At the 30th annual Institute of International Bankers conference in Washington, D.C., US regulators expressed concerns about the impact of Brexit on markets and derivatives trading as the March 29 article 50 deadline looms.
“There is a tremendous amount of uncertainty that has been eliminated, but there remains a tremendous amount of uncertainty, especially in case of a hard Brexit,” the chief of the Security and Exchange Commission (SEC) Jay Clayton told Global Finance on the sidelines of the 30th annual conference of the Institute of International Bankers (IIB) in Washington, DC. Clayton fears that a hard Brexit scenario would cause price volatility in the markets and noted that there are unresolved issues still on the EU-UK negotiating table.
The impact of Brexit on derivative markets, overnight clearinghouses and the Libor rate were major concern expressed by US regulators speaking at the two-day conference.
Clayton's remarks came as the UK Parliament prepares to vote for a second time on Prime Minister Theresa May’s agreement to leave the EU. British MPs, who rejected the plan in January, could approve the deal, reject it again or vote to postpone the impending divorce. The UK is scheduled to leave the EU, with or without a deal by March 29, unless Parliament pushes the deadline back.
“Within a range of Brexit outcomes, there are some outcomes that are very worrying,” Clayton said. “Our mandate is to ensure fair price discovery; we are going to have volatile price discovery if we have hard Brexit,” said the SEC chair, referring to the process between buyers and sellers of determining the price of an asset in the market. Clayton said the conversation between EU and UK counterparts continues “all the time.”
The uncertainty of Brexit has additional implications for international securities trading.
Christopher Giancarlo, chairman of the Commodity Futures Trading Commission (CFTC), said his institution formed a Brexit task force one year ago to monitor the impact of Brexit on derivatives markets. The CFTC is concerned that Brexit could fragment the multi-trillion dollar trade.
“As we now move toward Brexit whatever form it takes, we will remain focused both on the short-term implications on clearing contracts but more broadly we are very focused on where that services center continues to reside,” Giancarlo told the audience of international bankers and lawyers. "That is so important to support lending and healthy market activity. We need to make sure that the infrastructure remains intact."

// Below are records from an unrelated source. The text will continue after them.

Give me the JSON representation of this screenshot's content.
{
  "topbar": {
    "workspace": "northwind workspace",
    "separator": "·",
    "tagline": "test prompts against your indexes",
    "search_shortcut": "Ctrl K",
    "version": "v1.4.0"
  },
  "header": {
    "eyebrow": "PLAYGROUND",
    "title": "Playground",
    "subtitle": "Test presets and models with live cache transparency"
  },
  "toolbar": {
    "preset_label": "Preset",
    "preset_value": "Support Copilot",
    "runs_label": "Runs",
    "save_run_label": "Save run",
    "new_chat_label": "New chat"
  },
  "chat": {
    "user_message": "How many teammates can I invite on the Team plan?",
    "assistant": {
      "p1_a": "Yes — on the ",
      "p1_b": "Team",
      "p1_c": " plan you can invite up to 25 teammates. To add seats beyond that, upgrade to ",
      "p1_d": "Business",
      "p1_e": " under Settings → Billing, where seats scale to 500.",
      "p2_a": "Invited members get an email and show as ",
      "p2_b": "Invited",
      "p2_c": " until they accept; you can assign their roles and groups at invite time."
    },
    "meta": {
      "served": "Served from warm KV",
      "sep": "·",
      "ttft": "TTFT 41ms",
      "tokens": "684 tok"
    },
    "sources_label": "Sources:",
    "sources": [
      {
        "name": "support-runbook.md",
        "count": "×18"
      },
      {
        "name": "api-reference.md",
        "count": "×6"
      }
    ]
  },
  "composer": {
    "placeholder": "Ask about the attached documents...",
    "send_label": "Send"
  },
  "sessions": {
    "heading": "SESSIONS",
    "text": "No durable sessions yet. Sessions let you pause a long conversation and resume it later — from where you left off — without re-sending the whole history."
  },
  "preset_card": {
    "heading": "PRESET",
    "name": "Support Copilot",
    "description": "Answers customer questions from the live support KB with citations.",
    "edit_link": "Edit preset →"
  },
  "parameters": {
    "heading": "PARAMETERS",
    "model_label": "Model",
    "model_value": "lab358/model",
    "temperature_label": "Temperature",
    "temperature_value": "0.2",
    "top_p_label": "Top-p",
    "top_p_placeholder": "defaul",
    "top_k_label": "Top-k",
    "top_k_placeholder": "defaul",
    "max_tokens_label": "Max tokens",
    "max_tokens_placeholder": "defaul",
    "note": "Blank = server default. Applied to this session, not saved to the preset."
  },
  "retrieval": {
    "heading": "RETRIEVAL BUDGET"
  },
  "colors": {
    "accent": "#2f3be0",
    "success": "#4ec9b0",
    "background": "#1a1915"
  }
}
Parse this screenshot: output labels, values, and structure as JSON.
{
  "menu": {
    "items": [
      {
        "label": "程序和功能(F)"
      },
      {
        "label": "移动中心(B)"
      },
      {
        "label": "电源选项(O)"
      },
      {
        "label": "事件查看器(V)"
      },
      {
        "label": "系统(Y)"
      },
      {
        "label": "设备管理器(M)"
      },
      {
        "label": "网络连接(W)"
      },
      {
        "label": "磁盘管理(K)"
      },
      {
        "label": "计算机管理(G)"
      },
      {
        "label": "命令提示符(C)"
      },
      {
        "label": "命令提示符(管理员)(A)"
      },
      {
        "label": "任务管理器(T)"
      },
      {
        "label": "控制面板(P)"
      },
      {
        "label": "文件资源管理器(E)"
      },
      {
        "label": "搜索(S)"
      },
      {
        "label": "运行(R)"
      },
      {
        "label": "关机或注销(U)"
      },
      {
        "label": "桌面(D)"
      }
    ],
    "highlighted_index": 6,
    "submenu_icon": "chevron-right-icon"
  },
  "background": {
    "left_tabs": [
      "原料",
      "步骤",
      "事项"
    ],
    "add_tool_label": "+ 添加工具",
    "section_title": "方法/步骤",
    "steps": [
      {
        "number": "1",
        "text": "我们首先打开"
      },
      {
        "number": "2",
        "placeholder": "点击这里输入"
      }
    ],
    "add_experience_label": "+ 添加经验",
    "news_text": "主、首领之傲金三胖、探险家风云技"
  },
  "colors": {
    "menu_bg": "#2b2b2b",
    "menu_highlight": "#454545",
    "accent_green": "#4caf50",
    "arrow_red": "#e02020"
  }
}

Giancarlo welcomed a recent agreement with the Bank of England to ensure the continuity of derivatives trading and clearing activities between the UK and the US.
The CFTC chairman expressed concerns over EU proposals to supervise non-EU central clearing counterparties (CCPs). Most EU derivatives-clearing takes place in the UK and the CFTC opposes potential interference of EU regulators of UK clearinghouses in the aftermath of Brexit.
“We have been quite clear about the application of [EU] law on [non-EU] clearinghouses. It would be highly problematic if not possible,” Giancarlo said.
“We are traveling in different directions right now. Conversations with our colleagues are open and candid,” the CFTC chairman said. “We have exchanged correspondence. And we will have many more conversations to come.”